Wednesday, May 23, 2012

Not Supposed to Say

I'm flying from point A to point B, and remarkably neither A nor B is named after an animal or a body of water. I'm not on a flight plan just "VFR company note" which means my company is in charge of reporting me missing if I don't turn up, and I have flight following which means I'm monitoring the frequency of a centre controller who occasionally looks at my blip on a radar screen and, time permitting, tells me if any other radar blips threaten mine. Presumably if my radar blip disappeared and I stopped talking to them they'd tell someone or make a note, too. At the very least, if I didn't turn up at destination and company reported me missing, they could examine the records (still called "pulling the tapes" as if they were recorded on tapes sitting on a shelf) and see where my blip was and whom I was talking to when I was last recorded as existing. As I cover ground, the controller whose frequency I am monitoring will eventually say, "Switch to my frequency 133.40," or "Contact such-and-such Centre now on 122.75." The same controller may be monitoring different frequencies and she moves me to the one with the best reception for where I am, or I'm moving out of her area and she is passing me on to the next sector. My information moves with me to the new sector so I just have to say my call sign and verify my altitude. They already know where I am going, but they verify it, because there are multiple airports in the same city. Another airplane checks in on the frequency. The controller gives him the altimeter setting and then it's quiet again. My headset detects silence, so lets the MP3 player sound into the earphones. (Currently playing Convoy, featuring another profession with radio jargon). The new check in comments on this, "Kinda quiet today." The controller agrees. "Getting the crossword done?" asks the pilot. "I'm not supposed to say," replies the controller, which was way more hilarious in the airplane than it seems right now. It was the way he said it, like he was really hiding some big secret. The controller passes me on to the next sector and I say to my coworker, "I should have asked him if he had figured out twenty-one across yet."

7 comments:

Anonymous said...

I'll go ahead and start the chorus today ...
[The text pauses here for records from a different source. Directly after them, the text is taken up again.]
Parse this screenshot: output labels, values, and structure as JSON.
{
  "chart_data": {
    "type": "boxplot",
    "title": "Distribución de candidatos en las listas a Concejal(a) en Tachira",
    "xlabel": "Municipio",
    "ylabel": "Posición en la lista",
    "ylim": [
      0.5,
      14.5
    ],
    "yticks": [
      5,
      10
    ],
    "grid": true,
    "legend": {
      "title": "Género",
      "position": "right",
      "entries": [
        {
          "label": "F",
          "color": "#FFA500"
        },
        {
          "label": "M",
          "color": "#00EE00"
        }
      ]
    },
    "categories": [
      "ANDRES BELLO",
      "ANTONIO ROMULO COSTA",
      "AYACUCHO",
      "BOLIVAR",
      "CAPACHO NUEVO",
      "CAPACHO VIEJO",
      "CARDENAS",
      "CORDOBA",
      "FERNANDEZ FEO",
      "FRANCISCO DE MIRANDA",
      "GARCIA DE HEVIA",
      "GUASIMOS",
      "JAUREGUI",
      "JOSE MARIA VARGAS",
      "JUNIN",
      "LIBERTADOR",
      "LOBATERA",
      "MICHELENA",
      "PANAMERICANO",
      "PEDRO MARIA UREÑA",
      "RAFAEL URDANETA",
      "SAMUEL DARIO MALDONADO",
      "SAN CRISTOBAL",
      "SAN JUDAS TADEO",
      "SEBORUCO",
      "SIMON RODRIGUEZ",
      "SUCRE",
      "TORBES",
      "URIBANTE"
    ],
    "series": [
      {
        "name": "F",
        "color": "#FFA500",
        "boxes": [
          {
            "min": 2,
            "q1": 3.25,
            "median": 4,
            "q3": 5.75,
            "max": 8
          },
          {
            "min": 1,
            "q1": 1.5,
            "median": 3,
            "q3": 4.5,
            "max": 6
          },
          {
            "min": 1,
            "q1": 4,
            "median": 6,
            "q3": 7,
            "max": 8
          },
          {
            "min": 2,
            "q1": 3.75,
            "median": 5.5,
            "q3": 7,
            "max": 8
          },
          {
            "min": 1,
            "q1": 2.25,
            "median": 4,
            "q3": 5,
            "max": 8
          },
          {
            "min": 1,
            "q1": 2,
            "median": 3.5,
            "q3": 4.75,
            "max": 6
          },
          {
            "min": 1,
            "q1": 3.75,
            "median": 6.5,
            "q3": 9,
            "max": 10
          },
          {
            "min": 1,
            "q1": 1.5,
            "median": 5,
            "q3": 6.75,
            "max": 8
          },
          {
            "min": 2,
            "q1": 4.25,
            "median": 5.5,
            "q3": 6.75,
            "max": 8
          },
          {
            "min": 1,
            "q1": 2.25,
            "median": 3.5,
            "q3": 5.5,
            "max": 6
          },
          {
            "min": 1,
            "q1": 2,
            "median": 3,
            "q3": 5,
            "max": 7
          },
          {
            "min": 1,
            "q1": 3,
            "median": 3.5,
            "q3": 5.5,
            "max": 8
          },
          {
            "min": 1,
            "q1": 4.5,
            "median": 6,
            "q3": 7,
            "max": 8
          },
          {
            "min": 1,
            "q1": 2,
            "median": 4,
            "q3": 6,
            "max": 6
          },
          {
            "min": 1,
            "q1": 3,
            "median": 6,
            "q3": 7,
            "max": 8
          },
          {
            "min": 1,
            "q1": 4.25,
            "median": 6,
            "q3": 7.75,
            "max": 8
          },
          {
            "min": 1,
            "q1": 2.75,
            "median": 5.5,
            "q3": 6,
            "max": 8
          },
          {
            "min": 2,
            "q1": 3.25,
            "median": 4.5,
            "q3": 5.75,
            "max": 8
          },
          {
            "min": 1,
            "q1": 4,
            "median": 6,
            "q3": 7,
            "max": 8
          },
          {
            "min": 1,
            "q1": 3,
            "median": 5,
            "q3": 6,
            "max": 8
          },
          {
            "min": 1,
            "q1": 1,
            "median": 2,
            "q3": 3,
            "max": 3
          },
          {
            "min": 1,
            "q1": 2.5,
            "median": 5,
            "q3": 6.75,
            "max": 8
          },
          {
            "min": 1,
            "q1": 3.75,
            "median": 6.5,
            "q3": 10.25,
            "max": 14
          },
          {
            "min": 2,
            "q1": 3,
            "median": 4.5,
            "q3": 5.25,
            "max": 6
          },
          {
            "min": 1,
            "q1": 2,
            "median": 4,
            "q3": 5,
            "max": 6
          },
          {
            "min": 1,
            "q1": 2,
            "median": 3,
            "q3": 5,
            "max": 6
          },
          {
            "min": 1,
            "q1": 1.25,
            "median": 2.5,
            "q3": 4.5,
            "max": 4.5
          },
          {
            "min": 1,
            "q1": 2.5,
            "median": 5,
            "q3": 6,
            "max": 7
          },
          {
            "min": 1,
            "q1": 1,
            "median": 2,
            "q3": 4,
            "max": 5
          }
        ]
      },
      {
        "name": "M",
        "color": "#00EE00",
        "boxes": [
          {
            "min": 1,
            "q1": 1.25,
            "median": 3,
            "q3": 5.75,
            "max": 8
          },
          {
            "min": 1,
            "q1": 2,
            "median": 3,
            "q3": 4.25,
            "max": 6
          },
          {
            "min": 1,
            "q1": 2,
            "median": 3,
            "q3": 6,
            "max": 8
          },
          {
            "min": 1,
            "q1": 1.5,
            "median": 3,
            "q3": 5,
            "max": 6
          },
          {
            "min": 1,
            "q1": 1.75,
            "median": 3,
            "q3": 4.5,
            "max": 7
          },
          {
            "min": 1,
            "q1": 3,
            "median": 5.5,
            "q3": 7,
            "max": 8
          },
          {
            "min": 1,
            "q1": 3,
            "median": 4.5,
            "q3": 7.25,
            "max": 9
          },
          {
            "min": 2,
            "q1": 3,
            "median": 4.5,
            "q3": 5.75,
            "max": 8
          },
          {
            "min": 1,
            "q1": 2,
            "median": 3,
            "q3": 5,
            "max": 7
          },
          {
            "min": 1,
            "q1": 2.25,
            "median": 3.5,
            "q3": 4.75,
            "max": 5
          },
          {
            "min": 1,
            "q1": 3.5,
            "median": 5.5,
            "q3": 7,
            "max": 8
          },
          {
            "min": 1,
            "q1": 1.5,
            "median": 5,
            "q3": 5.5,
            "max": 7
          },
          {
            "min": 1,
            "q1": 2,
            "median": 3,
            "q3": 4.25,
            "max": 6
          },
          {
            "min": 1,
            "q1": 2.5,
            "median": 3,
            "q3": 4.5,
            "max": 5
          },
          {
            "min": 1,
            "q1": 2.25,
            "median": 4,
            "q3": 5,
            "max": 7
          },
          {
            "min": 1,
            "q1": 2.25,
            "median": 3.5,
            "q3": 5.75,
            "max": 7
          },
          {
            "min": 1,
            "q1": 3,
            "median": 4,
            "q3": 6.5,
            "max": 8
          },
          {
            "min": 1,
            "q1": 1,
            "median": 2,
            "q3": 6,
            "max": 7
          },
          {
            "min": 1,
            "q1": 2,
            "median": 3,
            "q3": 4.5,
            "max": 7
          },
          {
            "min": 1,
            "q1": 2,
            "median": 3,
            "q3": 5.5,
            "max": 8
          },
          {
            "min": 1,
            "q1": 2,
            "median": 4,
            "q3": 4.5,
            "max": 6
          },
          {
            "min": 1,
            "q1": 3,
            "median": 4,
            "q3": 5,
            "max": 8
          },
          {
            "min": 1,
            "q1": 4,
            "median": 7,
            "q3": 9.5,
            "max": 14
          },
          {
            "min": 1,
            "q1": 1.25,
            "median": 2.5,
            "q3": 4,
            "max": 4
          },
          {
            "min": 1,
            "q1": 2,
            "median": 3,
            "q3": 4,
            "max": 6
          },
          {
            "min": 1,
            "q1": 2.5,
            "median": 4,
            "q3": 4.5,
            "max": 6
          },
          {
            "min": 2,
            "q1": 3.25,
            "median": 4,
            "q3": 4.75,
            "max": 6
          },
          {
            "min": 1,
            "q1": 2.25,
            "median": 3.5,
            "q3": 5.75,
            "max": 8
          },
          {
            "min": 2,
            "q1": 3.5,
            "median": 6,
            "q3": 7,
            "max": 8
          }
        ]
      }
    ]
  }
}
So glad you're back! We missed you!

Anonymous said...

Unless I'm mistaken, some ATC facilities do still store radar data on tape. Really, would you expect anything less of the FAA?

Julian said...

I love when Toronto is quiet and they just spark up a nice conversation. this one controller one day (while enroute from Cochrane to Sanikiluaq) was telling us about how he used to fly DC3s into there, and asked if the runway was still shaped like a bowl (both ends of the runway slope downwards towards the center.. more like a shallow plate than a bowl i suppose..) :)

Fly Safe!

GPS_Direct said...

Breaker 1 9, this here's the Duck...

How awesome to see a CW McCall reference in an aviation blog!

Having morphed into running an ATC college-program, I've gotten a lot more insight into what controllers are and aren't doing. I've also heard many stories about how silly the rules can be, so I can easily imagine just how that controller sounded on freq. We're all on tape (and for comms, the FAA is still using tapes!), so everything must be official, but if you listen closely, you can glean what's really being said.

Anonymous said...

Great to have you back!

Long time listener, first time caller.

Have a great flight

kbq said...

We got us a convoy, good maqoch!

capnaux said...

Haha this here's the Silver Tongue Devil checkin' in!

Woulda been a great comeback to ask that Crossword question, lol!!

Personally I prefer the Sudoku on a plane...but only while deadheading of course!!!!